Another pervasive theme is the osmosis of power from the legislative to the executive branch. Franklin Delano Roosevelt, the first truly modern president according to Hoff, greatly increased the powers of the presidency in both foreign and domestic affairs, and this power shift from the legislative to the executive branch became even more pronounced during the fear-filled Cold War years, in which Congress frequently yielded to the president’s requests for a freer hand to make foreign policy decisions. Congress’ steady relinquishment of its right to weigh in on policy decisions is directly correlated with the rise of the US as a global force, and this progression of Faustian bargains has yielded a modern presidency much more powerful than the founders intended.
The postmodern presidencies, described by Hoff as ‘imponderable,’ are those following the end of the Cold War, and are defined by the lack of a cohesive, coherent foreign policy. After the fall of the Soviet Union, the powers of the presidency, which had been bolstered in the name of national security, were left unexamined despite their violation of separation of powers. George H.W. Bush’s presidency served as a transition between the modern and postmodern, with Clinton acting as the first real postmodern president. Neither man attempted to restructure US foreign policy in light of the new world order or to confront the myriad diplomatic issues created by the Cold War; this neglect facilitated the free rein of George W. Bush and the neo-conservatives.
Referred to as the ‘most Wilsonian president since Wilson himself’ due to his overtly religious rhetoric and tendency to moralize diplomatic issues, George W. Bush failed to take up the mantle of developing a responsible 21st century US foreign policy and scaling back executive power, choosing instead to wage a disastrous preemptive war and further expand the presidency.
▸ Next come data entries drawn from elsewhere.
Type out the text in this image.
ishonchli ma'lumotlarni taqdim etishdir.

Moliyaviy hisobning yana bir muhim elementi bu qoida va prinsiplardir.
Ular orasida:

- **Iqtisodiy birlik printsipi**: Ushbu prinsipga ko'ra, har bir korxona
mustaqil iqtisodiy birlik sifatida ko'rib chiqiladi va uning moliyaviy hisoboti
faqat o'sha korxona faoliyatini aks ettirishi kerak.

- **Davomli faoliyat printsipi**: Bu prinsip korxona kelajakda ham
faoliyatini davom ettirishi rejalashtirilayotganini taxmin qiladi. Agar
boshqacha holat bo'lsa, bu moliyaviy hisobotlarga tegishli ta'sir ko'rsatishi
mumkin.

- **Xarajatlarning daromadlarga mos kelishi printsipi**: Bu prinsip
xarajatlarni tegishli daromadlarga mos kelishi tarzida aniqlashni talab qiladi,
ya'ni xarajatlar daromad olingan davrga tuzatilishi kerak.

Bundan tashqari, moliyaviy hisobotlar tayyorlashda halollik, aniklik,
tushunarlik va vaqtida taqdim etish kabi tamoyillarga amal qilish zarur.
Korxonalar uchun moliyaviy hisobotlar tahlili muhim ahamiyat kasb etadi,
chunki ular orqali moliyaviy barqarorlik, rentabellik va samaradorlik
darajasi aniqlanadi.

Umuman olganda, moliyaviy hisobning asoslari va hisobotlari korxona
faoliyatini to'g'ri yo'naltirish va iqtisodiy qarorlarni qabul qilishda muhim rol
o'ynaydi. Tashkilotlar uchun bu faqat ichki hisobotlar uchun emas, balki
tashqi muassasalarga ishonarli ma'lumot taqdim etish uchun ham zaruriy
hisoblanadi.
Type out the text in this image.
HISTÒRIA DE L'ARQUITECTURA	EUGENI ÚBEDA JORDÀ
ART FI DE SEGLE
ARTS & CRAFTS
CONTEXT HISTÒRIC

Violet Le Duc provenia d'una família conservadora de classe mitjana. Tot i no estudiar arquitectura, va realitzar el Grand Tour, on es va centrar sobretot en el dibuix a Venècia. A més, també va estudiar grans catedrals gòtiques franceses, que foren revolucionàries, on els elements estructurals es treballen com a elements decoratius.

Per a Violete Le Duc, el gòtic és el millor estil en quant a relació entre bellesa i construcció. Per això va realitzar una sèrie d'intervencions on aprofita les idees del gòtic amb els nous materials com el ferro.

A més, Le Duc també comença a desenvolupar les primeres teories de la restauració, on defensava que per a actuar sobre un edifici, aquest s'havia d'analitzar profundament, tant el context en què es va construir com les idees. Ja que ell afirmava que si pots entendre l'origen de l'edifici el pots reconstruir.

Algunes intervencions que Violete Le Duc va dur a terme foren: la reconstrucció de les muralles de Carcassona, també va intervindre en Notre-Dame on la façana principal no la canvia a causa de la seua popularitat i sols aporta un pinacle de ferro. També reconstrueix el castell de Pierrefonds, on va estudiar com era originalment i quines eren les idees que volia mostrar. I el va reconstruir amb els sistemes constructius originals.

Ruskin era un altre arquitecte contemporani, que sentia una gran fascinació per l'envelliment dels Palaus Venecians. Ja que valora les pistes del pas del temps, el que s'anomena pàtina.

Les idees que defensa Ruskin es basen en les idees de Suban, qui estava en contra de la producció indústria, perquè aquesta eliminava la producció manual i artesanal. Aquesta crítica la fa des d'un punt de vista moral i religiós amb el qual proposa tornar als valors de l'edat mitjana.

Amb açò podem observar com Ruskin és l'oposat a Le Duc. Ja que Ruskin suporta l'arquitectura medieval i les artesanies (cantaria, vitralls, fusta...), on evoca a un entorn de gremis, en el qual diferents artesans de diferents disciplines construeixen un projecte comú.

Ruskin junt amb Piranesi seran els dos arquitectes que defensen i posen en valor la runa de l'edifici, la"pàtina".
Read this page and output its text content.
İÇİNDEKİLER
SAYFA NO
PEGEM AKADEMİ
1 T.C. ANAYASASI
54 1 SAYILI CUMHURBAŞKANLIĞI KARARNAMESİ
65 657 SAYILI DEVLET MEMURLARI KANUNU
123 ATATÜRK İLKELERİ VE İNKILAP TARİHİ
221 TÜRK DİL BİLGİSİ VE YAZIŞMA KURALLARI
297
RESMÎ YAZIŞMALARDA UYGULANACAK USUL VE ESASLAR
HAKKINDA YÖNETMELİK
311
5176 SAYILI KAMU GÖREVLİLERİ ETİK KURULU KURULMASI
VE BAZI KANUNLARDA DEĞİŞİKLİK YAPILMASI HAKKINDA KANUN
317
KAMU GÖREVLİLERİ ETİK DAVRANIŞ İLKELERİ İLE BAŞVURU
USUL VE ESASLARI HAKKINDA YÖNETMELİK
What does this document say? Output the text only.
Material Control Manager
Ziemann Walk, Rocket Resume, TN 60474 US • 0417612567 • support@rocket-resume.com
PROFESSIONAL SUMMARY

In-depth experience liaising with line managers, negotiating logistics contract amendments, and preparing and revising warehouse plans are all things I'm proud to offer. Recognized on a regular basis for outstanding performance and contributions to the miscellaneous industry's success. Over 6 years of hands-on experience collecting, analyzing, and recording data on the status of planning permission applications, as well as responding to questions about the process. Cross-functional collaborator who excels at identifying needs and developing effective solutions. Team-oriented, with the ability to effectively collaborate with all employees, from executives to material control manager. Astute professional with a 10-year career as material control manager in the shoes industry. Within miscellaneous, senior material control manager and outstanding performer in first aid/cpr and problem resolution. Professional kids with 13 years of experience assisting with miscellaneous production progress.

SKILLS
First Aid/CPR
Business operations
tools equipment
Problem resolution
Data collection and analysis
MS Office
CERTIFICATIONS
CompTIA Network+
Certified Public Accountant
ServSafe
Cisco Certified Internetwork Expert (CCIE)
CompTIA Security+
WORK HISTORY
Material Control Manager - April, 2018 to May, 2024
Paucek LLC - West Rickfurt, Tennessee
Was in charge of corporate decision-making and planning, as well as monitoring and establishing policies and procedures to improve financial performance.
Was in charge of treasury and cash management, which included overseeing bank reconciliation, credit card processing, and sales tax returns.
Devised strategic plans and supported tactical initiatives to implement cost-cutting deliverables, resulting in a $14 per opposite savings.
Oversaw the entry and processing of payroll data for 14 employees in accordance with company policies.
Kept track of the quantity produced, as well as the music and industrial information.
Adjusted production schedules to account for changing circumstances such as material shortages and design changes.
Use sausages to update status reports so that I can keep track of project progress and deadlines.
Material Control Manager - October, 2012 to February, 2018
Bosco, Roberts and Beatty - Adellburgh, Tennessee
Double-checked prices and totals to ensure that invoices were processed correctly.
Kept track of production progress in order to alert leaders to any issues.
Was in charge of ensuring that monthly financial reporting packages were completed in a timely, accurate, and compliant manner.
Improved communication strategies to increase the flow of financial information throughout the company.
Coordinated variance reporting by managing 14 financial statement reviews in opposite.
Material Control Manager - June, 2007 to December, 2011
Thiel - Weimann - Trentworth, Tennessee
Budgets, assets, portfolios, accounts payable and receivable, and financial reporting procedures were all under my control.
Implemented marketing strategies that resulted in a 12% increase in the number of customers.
Hoff chronicles in detail his two terms in office and his legacy of hundreds of presidential signing statements, which are used to void sections of Congressional legislation; the CIA ‘black hole’ prisons that deny prisoners the right of habeas corpus; and the Faustian practice of government-authorized torture, to name but a few of his administration’s offenses.
While intensely critical of the ideological basis for American diplomacy and the stubborn adherence to American exceptionalism and independent internationalism, Hoff remains hopeful of the potential for change, due to the regenerative nature of the presidential office. Despite all of its missteps and irresponsible actions, she believes there remains an opportunity to acknowledge these errors and to develop a new, responsible foreign policy.